Elisha's new apartment, a few days later. Doris is pacing the room. Elisha enters, from outside, wearing a dark colored dress.

DORIS: Thank God! It's been twelve hours. I thought...well, after last night, and all that talk, about breaking into the mortuary, just so that you could sit up with him...

ELISHA: I didn't get to touch him. Nobody knew who I was, but Sherrie, and she stood between me and the casket, so I stayed to watch them close the grave. They take these hydraulic things and pound the dirt in, until it's like cement. I never knew they did that before.

DORIS: God, what did watch that for?

ELISHA: I guess I was waiting to feel something. But there was just--nothing, except all this insane wind, and the fact that I was mad that the gravediggers wouldn't leave and stop staring at me. Then I didn't think I was ever going to feel anything again, so I turned to go, and my knees just buckled. The gravediggers just kept staring. Like they don't see that stuff all the time.

DORIS: They didn't, like, think to get you help, or something?

ELISHA: It was okay, then. It was real. It was the first thing in my life, besides Kelsey, that was ever real.

DORIS: What are you talking about?

Elisha sees a bible, on the shelf next to the tape player, and picks it up. She stares at the bible, then opens it, closes her eyes and picks a verse. Doris stares at her as if she thinks that Elisha has lost her mind.

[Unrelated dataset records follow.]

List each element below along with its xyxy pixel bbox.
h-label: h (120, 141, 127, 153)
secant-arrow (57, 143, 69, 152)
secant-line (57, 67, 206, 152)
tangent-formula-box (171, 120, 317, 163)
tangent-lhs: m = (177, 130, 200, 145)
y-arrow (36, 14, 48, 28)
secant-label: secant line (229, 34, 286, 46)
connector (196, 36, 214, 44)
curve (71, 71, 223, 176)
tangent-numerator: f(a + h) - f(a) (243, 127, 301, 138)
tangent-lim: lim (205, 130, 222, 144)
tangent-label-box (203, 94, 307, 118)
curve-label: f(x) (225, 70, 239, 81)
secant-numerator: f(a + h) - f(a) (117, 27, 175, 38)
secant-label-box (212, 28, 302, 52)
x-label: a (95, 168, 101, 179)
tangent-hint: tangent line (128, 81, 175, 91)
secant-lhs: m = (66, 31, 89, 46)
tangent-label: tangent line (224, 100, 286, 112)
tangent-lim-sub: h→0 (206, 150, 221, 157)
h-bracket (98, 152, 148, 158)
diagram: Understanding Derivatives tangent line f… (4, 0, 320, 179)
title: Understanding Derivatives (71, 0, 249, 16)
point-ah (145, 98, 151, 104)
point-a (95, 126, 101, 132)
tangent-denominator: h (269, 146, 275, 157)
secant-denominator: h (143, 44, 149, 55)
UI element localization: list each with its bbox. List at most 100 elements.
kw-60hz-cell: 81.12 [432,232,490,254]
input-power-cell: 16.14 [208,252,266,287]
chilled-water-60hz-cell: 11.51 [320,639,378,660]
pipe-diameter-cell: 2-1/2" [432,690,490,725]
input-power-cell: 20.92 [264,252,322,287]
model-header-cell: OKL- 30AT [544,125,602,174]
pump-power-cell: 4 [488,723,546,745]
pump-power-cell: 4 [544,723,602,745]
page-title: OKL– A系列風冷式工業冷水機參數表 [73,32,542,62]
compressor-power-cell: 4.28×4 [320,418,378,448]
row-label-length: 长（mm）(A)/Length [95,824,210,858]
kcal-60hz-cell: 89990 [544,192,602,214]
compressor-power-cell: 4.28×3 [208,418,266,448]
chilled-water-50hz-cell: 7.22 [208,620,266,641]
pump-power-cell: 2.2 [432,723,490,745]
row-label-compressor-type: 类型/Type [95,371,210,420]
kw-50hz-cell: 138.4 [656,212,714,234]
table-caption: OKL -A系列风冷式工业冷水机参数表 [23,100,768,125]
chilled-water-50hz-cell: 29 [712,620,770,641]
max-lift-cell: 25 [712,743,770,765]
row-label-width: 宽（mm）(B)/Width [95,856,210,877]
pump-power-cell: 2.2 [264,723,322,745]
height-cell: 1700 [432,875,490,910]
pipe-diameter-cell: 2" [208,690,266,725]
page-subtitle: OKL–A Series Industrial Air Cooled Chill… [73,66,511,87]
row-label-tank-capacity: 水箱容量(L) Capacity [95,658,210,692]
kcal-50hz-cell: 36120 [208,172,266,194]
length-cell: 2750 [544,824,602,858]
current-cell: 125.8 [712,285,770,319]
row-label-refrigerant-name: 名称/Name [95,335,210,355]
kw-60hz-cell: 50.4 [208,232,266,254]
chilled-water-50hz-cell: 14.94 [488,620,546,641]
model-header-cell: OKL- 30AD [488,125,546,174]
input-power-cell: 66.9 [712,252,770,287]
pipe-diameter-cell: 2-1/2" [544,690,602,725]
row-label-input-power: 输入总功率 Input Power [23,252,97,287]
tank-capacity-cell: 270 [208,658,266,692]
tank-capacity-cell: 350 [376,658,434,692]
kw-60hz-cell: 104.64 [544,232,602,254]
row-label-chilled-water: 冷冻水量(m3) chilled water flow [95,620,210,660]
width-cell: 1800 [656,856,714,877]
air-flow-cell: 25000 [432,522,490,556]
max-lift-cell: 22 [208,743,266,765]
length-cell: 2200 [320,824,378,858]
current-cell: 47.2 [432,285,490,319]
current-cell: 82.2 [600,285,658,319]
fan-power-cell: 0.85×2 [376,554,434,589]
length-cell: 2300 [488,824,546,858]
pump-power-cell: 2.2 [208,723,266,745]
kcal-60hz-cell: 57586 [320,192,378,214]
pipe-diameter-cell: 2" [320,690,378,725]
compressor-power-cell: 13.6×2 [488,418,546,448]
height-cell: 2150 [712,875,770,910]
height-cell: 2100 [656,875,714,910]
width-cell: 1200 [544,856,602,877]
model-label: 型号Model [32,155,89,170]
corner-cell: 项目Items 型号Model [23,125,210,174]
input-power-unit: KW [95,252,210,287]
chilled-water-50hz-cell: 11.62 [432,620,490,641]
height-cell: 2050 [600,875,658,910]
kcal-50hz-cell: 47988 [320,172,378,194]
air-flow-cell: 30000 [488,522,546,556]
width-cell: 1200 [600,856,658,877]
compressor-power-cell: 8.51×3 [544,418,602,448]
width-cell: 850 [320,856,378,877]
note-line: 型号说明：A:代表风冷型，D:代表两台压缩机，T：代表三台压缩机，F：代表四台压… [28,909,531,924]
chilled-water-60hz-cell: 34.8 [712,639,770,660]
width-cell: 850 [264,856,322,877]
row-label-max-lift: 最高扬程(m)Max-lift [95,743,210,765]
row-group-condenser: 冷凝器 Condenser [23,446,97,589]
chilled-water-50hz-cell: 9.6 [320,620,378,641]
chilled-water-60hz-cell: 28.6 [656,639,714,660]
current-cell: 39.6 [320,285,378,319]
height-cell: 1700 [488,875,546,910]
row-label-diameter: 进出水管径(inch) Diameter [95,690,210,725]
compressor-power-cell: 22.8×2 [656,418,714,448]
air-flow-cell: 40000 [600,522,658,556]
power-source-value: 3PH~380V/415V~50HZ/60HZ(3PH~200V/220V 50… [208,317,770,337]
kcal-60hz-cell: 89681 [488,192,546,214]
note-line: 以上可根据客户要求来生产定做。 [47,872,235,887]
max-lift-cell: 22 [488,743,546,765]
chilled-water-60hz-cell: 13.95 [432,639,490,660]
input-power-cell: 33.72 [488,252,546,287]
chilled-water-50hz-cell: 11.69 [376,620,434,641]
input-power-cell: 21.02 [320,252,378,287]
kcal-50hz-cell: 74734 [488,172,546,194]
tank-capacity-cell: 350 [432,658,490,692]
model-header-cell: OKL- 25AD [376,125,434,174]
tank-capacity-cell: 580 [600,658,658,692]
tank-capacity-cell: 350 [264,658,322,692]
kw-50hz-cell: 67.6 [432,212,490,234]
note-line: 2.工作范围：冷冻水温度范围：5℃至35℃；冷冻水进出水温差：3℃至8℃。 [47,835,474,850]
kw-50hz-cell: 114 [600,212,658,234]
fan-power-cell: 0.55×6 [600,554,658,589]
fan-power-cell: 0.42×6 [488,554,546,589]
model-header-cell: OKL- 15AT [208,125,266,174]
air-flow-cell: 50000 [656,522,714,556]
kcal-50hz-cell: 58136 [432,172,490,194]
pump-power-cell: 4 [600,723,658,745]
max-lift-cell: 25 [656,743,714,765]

ELISHA: It's a game Mitch used to play.

DORIS: So, what does it say?

ELISHA: That the wind blows where it will, and you hear the sound of it, but you can't tell where it comes from, or where it's going...and that that's what the Spirit of God is like.

She sets the bible on the table, then turns on the radio. Escape Club's "I'll Be There" begins to play.

DORIS: If God is just a big wind, then how can we understand Him, or anything?

ELISHA: Maybe he doesn't need us to understand. Maybe he just wants to move us.

Elisha starts up the stair. Doris picks up the bible and rereads the verse, silently. The lights and the music fade, slowly.